The coalition was formed last year to represent consumers before the Privately Owned Health Care Organization Task Force, created by the Utah Legislature amid questions about health-care delivery in Utah. Part of that discussion involved Intermountain Healthcare's dominance in the marketplace and charitable care. Lawmakers scrapped a bill that could have forced a divorce between the medical-delivery and health-insurance parts of the corporation. Instead, legislators created the panel to study various issues, many not focusing on the system best known as IHC.

A couple of well-known corporations, which both collaborate and compete with IHC at times, have already said they are members of the group. Now, amid the controversy, at least one plans to withdraw.

MountainStar, owner of St. Mark's, Timpanogos and other hospitals, paid a $400 membership fee to join what has been billed as a patient advocacy group. "We became members but are not on the board and are not in any of the policy-making forums," says spokeswoman Deb Reiner. MountainStar plans to drop its membership, citing concerns that the organization is "too secretive, and we are not about secrecy."

Regence BlueCross Blue Shield of Utah, on the other hand, has no intention of leaving.

"We're proud to be a member of the coalition, and any group that would encourage greater public dialogue on how to improve the health-care system is one we want to be part of," says Regence spokeswoman Kathleen Murphy.

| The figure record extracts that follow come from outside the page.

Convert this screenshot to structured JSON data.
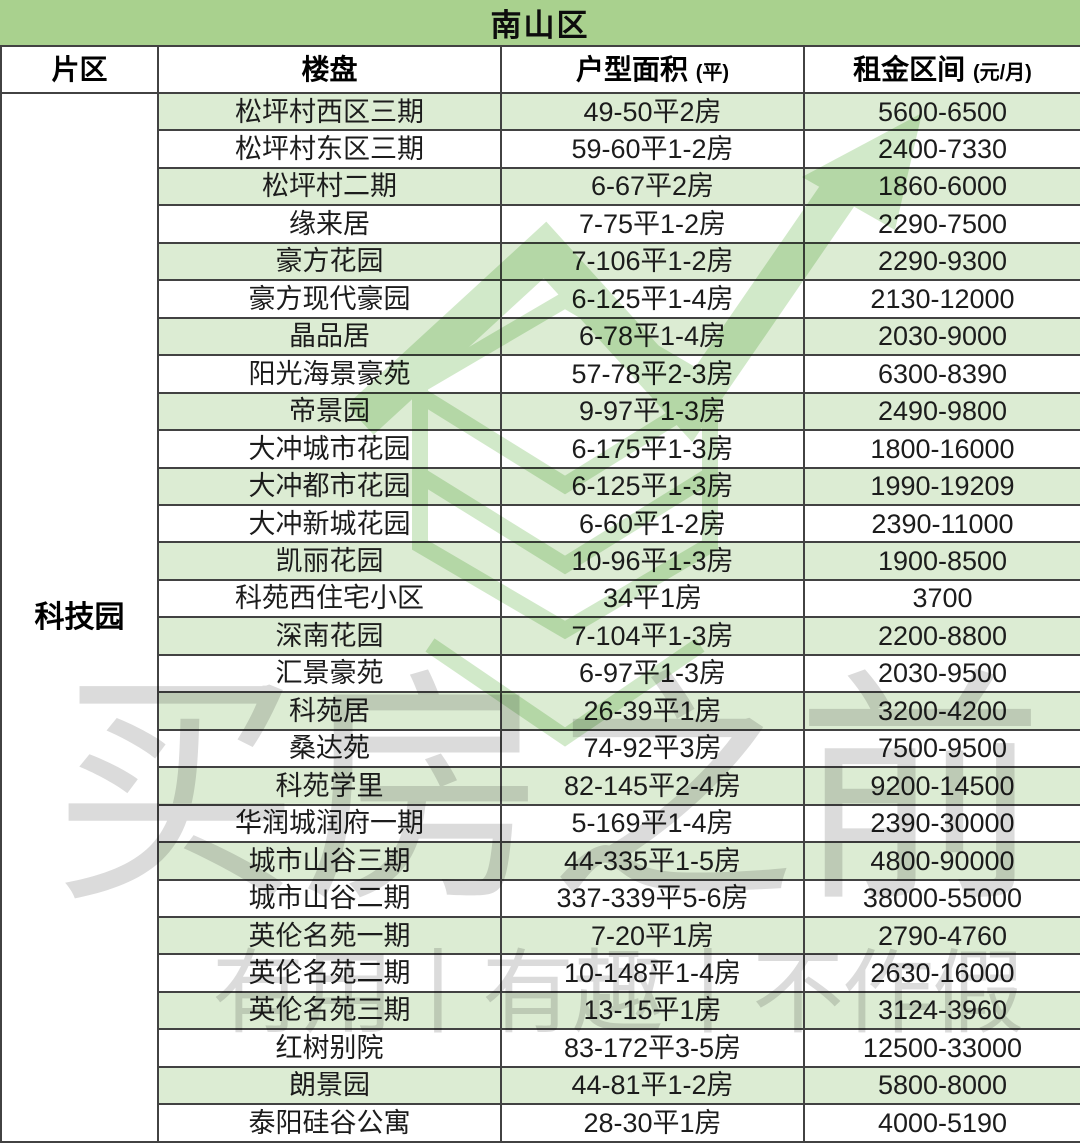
{
  "table": {
    "title": "南山区",
    "header": {
      "region": "片区",
      "estate": "楼盘",
      "area_label": "户型面积",
      "area_unit": "(平)",
      "rent_label": "租金区间",
      "rent_unit": "(元/月)"
    },
    "district": "科技园",
    "rows": [
      {
        "name": "松坪村西区三期",
        "area": "49-50平2房",
        "rent": "5600-6500"
      },
      {
        "name": "松坪村东区三期",
        "area": "59-60平1-2房",
        "rent": "2400-7330"
      },
      {
        "name": "松坪村二期",
        "area": "6-67平2房",
        "rent": "1860-6000"
      },
      {
        "name": "缘来居",
        "area": "7-75平1-2房",
        "rent": "2290-7500"
      },
      {
        "name": "豪方花园",
        "area": "7-106平1-2房",
        "rent": "2290-9300"
      },
      {
        "name": "豪方现代豪园",
        "area": "6-125平1-4房",
        "rent": "2130-12000"
      },
      {
        "name": "晶品居",
        "area": "6-78平1-4房",
        "rent": "2030-9000"
      },
      {
        "name": "阳光海景豪苑",
        "area": "57-78平2-3房",
        "rent": "6300-8390"
      },
      {
        "name": "帝景园",
        "area": "9-97平1-3房",
        "rent": "2490-9800"
      },
      {
        "name": "大冲城市花园",
        "area": "6-175平1-3房",
        "rent": "1800-16000"
      },
      {
        "name": "大冲都市花园",
        "area": "6-125平1-3房",
        "rent": "1990-19209"
      },
      {
        "name": "大冲新城花园",
        "area": "6-60平1-2房",
        "rent": "2390-11000"
      },
      {
        "name": "凯丽花园",
        "area": "10-96平1-3房",
        "rent": "1900-8500"
      },
      {
        "name": "科苑西住宅小区",
        "area": "34平1房",
        "rent": "3700"
      },
      {
        "name": "深南花园",
        "area": "7-104平1-3房",
        "rent": "2200-8800"
      },
      {
        "name": "汇景豪苑",
        "area": "6-97平1-3房",
        "rent": "2030-9500"
      },
      {
        "name": "科苑居",
        "area": "26-39平1房",
        "rent": "3200-4200"
      },
      {
        "name": "桑达苑",
        "area": "74-92平3房",
        "rent": "7500-9500"
      },
      {
        "name": "科苑学里",
        "area": "82-145平2-4房",
        "rent": "9200-14500"
      },
      {
        "name": "华润城润府一期",
        "area": "5-169平1-4房",
        "rent": "2390-30000"
      },
      {
        "name": "城市山谷三期",
        "area": "44-335平1-5房",
        "rent": "4800-90000"
      },
      {
        "name": "城市山谷二期",
        "area": "337-339平5-6房",
        "rent": "38000-55000"
      },
      {
        "name": "英伦名苑一期",
        "area": "7-20平1房",
        "rent": "2790-4760"
      },
      {
        "name": "英伦名苑二期",
        "area": "10-148平1-4房",
        "rent": "2630-16000"
      },
      {
        "name": "英伦名苑三期",
        "area": "13-15平1房",
        "rent": "3124-3960"
      },
      {
        "name": "红树别院",
        "area": "83-172平3-5房",
        "rent": "12500-33000"
      },
      {
        "name": "朗景园",
        "area": "44-81平1-2房",
        "rent": "5800-8000"
      },
      {
        "name": "泰阳硅谷公寓",
        "area": "28-30平1房",
        "rent": "4000-5190"
      }
    ]
  },
  "watermark": {
    "brand_chars": [
      "买",
      "房",
      "之",
      "前"
    ],
    "brand": "买房之前",
    "slogan": "有用丨有趣丨不作假"
  },
  "colors": {
    "title_bg": "#a9d18e",
    "row_green": "#dcecd3",
    "row_white": "#ffffff",
    "border": "#424242",
    "logo_green": "#a3d494",
    "watermark_gray": "#8d8d8d"
  }
}
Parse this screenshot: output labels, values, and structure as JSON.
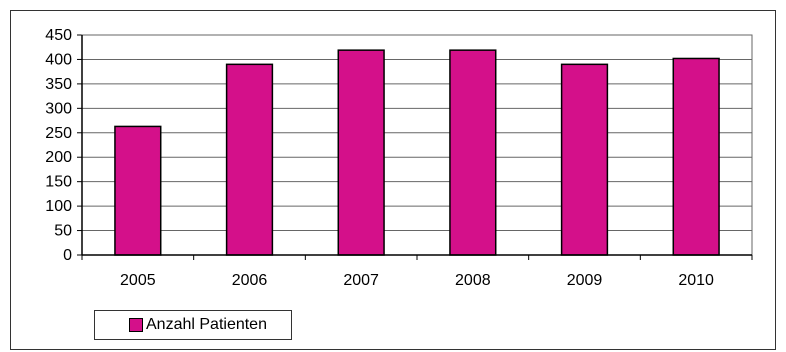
{
  "chart_data": {
    "type": "bar",
    "categories": [
      "2005",
      "2006",
      "2007",
      "2008",
      "2009",
      "2010"
    ],
    "series": [
      {
        "name": "Anzahl Patienten",
        "values": [
          263,
          390,
          419,
          419,
          390,
          402
        ]
      }
    ],
    "ylim": [
      0,
      450
    ],
    "yticks": [
      0,
      50,
      100,
      150,
      200,
      250,
      300,
      350,
      400,
      450
    ],
    "grid": true,
    "legend": "bottom-left",
    "bar_color": "#D4108A"
  }
}
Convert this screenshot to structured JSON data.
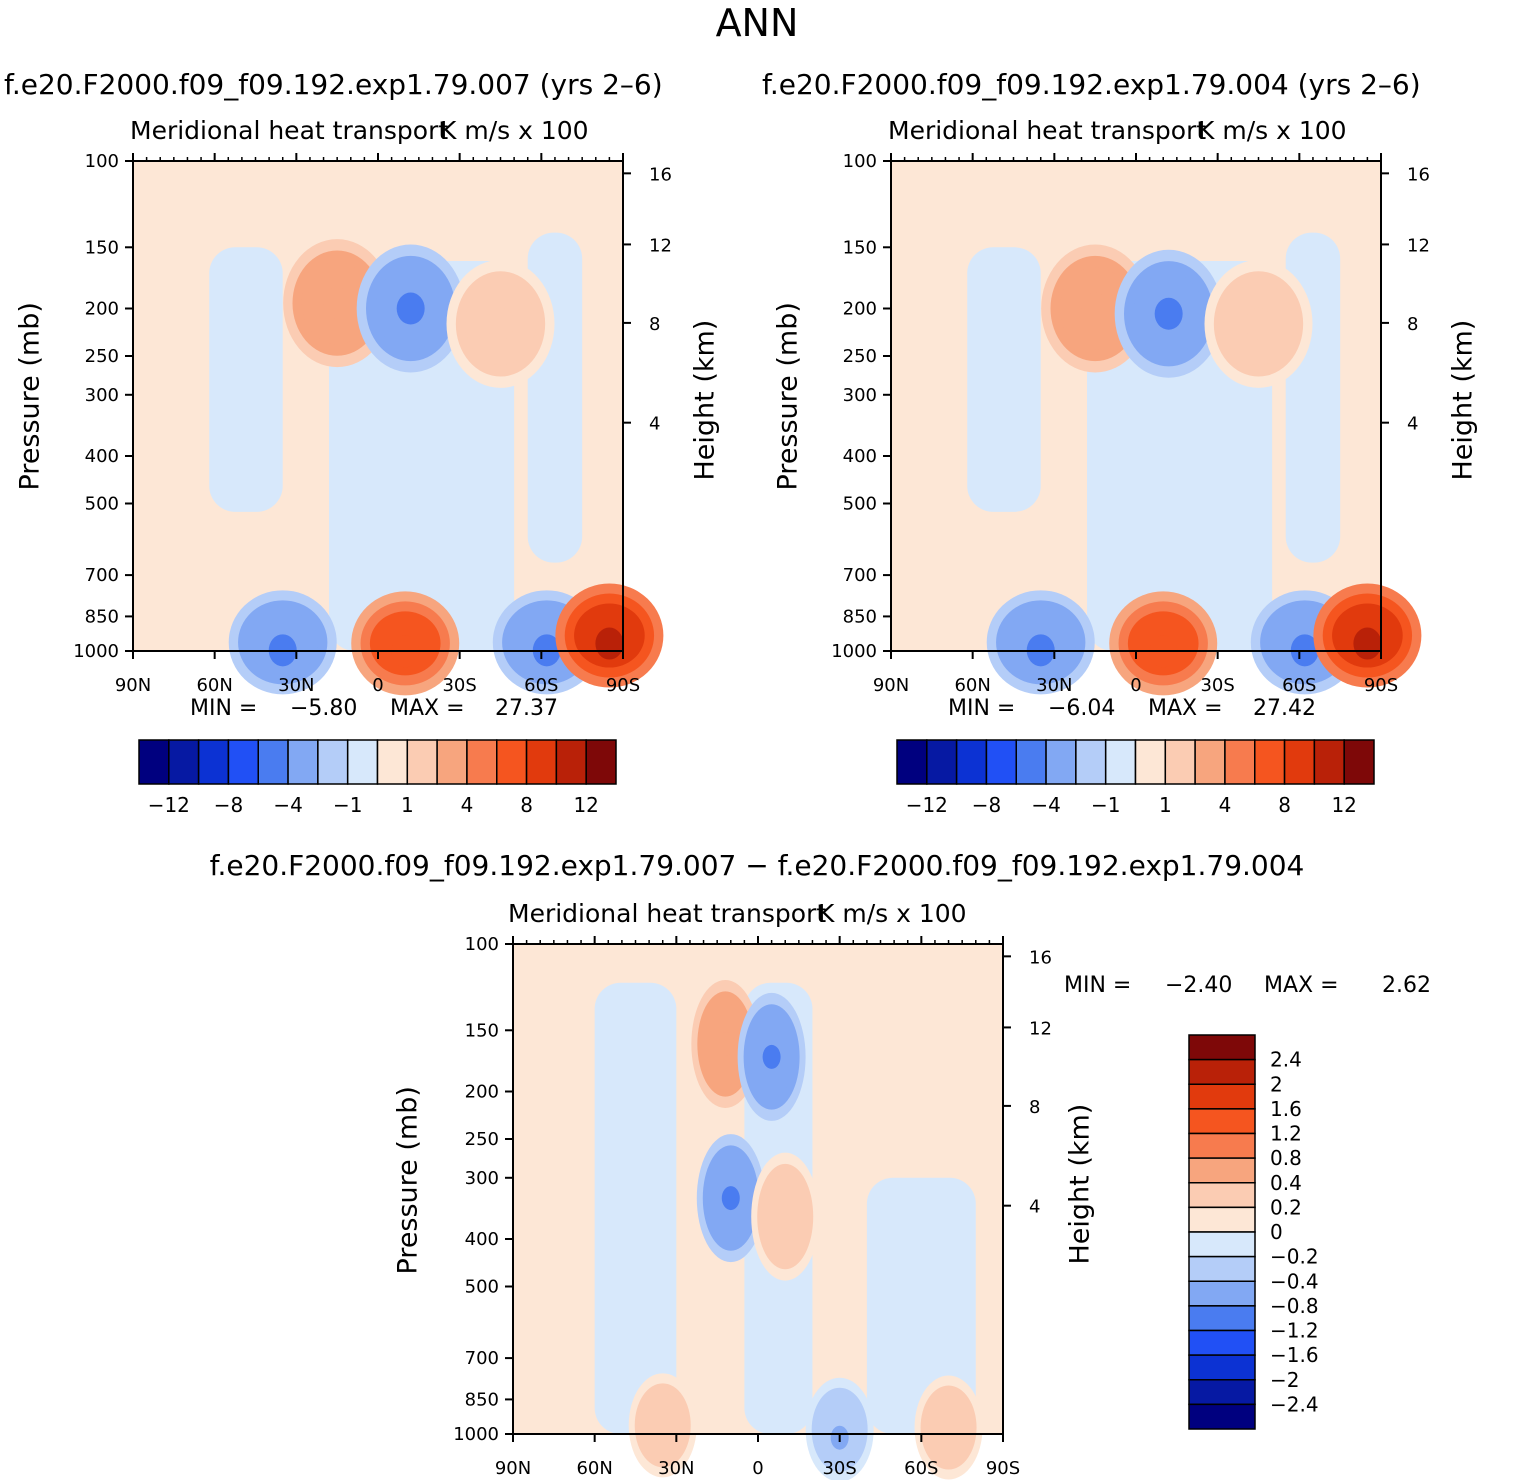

The coalition has received extra public attention this week after a KSL News story said the nonprofit 501(c)4 — the designation for a nonprofit "social welfare" organization — had not registered with the Department of Commerce, which Ball confirms. He says fixing that is his first priority. Questions were also raised about a possible hidden agenda.

"Until I got a letter just over a week ago from the division, I had no idea that the coalition even needed to register with them," says Ball, who took the group's helm a few months ago. It registered and filed bylaws and articles of incorporation with the Utah Division of Corporations last summer, he says.